I’m using vLLM because it’s a drop in replacement for ChatGPT. If there is something else compatible with the ChatGPT API, let me know.

Problem 1: I cannot get anything over a 7B to run in vLLM. I’m sure my parameters are wrong, but I cannot find any documentation.

python3 -m vllm.entrypoints.openai.api_server --model /home/h/Mistral-7B-finetuned-orca-dpo-v2-AWQ --quantization awq --dtype auto --max-model-len 5000

Problem 2: Mistral-7B-finetuned-orca-dpo-v2-AWQ is the only one I got up and running with responses that make sense. However, there is a prompt being appended to everything I send to it:

### Human: Got any creative ideas for a 10 year old’s birthday?
### Assistant: Of course! Here are some creative ideas for a 10-year-old's birthday party: ... [It goes on quite a bit.]

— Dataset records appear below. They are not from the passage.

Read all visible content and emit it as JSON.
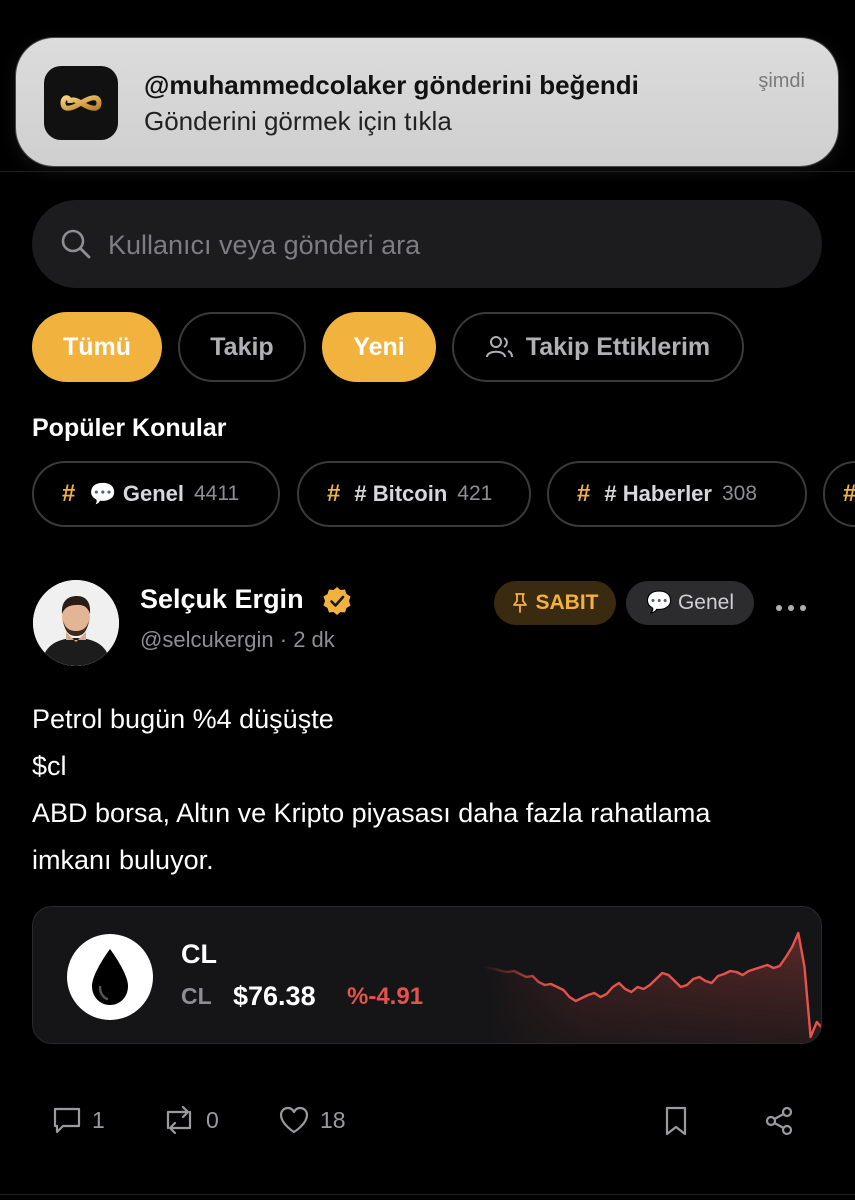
{
  "notification": {
    "title": "@muhammedcolaker gönderini beğendi",
    "subtitle": "Gönderini görmek için tıkla",
    "time": "şimdi",
    "app_icon": "infinity-logo-icon"
  },
  "search": {
    "placeholder": "Kullanıcı veya gönderi ara"
  },
  "filters": [
    {
      "label": "Tümü",
      "active": true
    },
    {
      "label": "Takip",
      "active": false
    },
    {
      "label": "Yeni",
      "active": true
    },
    {
      "label": "Takip Ettiklerim",
      "active": false,
      "icon": "users-icon"
    }
  ],
  "popular_topics": {
    "title": "Popüler Konular",
    "items": [
      {
        "label": "💬 Genel",
        "count": "4411"
      },
      {
        "label": "# Bitcoin",
        "count": "421"
      },
      {
        "label": "# Haberler",
        "count": "308"
      }
    ]
  },
  "post": {
    "author_name": "Selçuk Ergin",
    "author_handle": "@selcukergin",
    "time": "· 2 dk",
    "verified": true,
    "pin_label": "SABIT",
    "category_label": "💬 Genel",
    "text_lines": [
      "Petrol bugün %4 düşüşte",
      "$cl",
      "ABD borsa, Altın ve Kripto piyasası daha fazla rahatlama",
      "imkanı buluyor."
    ],
    "ticker": {
      "symbol": "CL",
      "sub_symbol": "CL",
      "price": "$76.38",
      "change": "%-4.91",
      "change_color": "#e5534b",
      "sparkline": [
        40,
        41,
        42,
        44,
        45,
        44,
        47,
        50,
        49,
        55,
        58,
        57,
        60,
        63,
        70,
        74,
        71,
        68,
        66,
        70,
        67,
        60,
        56,
        62,
        65,
        60,
        62,
        58,
        52,
        46,
        48,
        54,
        60,
        58,
        52,
        50,
        54,
        56,
        49,
        47,
        44,
        45,
        48,
        44,
        42,
        40,
        38,
        41,
        39,
        30,
        20,
        6,
        40,
        110,
        95,
        102
      ]
    },
    "actions": {
      "comments": "1",
      "reposts": "0",
      "likes": "18"
    }
  },
  "colors": {
    "accent": "#f2b23e",
    "background": "#000000",
    "negative": "#e5534b"
  }
}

Either because of that or for other reasons it is not answering very basic questions. There are several threads about this on Github, but was able to identify zero actionable information.

Problem 4: CodeLlama-13B-Python-AWQ just blasted a bunch of hastags and gobbledygook back at me. Same problem with the prompt too.

I am running this on an Ubuntu Server VM (16 cores/48gb RAM) right now so I don’t take up any VRAM, but I can switch to Windows if necessary.